FZU 2037

　　　　　　　　　　　　　　　　　　　　　　　　　　Maximum Value Problem

Let’s start with a very classical problem. Given an array a[1…n] of positive numbers, if the value of each element in the array is distinct, how to find the maximum element in this array? You may write down the following pseudo code to solve this problem:

function find_max(a[1…n])

max=0;

for each v from a

if(max<v)

max=v;

return max;

However, our problem would not be so easy. As we know, the sentence ‘max=v’ would be executed when and only when a larger element is found while we traverse the array. You may easily count the number of execution of the sentence ‘max=v’ for a given array a[1…n].
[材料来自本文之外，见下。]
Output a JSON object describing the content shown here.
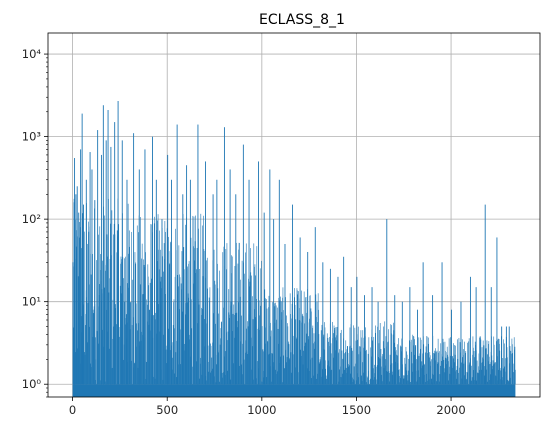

Now, this is your task. For all permutations of a[1…n], including a[1…n] itself, please calculate the total number of the execution of the sentence ‘max=v’. For example, for the array [1, 2, 3], all its permutations are [1, 2, 3], [1, 3, 2], [2, 1, 3], [2, 3, 1], [3, 1, 2] and [3, 2, 1]. For the six permutations, the sentence ‘max=v’ needs to be executed 3, 2, 2, 2, 1 and 1 times respectively. So the total number would be 3+2+2+2+1+1=11 times.

Also, you may need to compute that how many times the sentence ‘max=v’ are expected to be executed when an array a[1…n] is given (Note that all the elements in the array is positive and distinct). When n equals to 3, the number should be 11/6= 1.833333.

 Input

The first line of the input contains an integer T(T≤100,000), indicating the number of test cases. In each line of the following T lines, there is a single integer n(n≤1,000,000) representing the length of the array.

 Output

For each test case, print a line containing the test case number (beginning with 1), the total number mod 1,000,000,007

and the expected number with 6 digits of precision, round half up in a single line.

 Sample Input

2 2 3

 Sample Output

Case 1: 3 1.500000
Case 2: 11 1.833333

 

解题方法：推公式  第一个答案公式f(n) = (n-1)!+f(n-1)+(n-1)*f(n-1);       第二个答案公式 f(n) = f(n-1)+1/n;

3个数的排列：

123

132

213

231

312

4个数的排列可以看成在3个数排列的基础上添加一位，则4可以放在第一，第二，第三，第四位

①如果放在最后一位则有 (4-1)! 个

1234

1324

2134

2314

3124

3214

②如果是放在第一，第二和第三时则有 （4-1）*f(4-1);

4123   1423   1243

4132   1432   1342

4213   2413   2143

4231   2431   2341

4312   3412   3142

4321   3421   3241 

所以依此类推 就可以得到 公式f(n) = (n-1)!+f(n-1)+(n-1)*f(n-1)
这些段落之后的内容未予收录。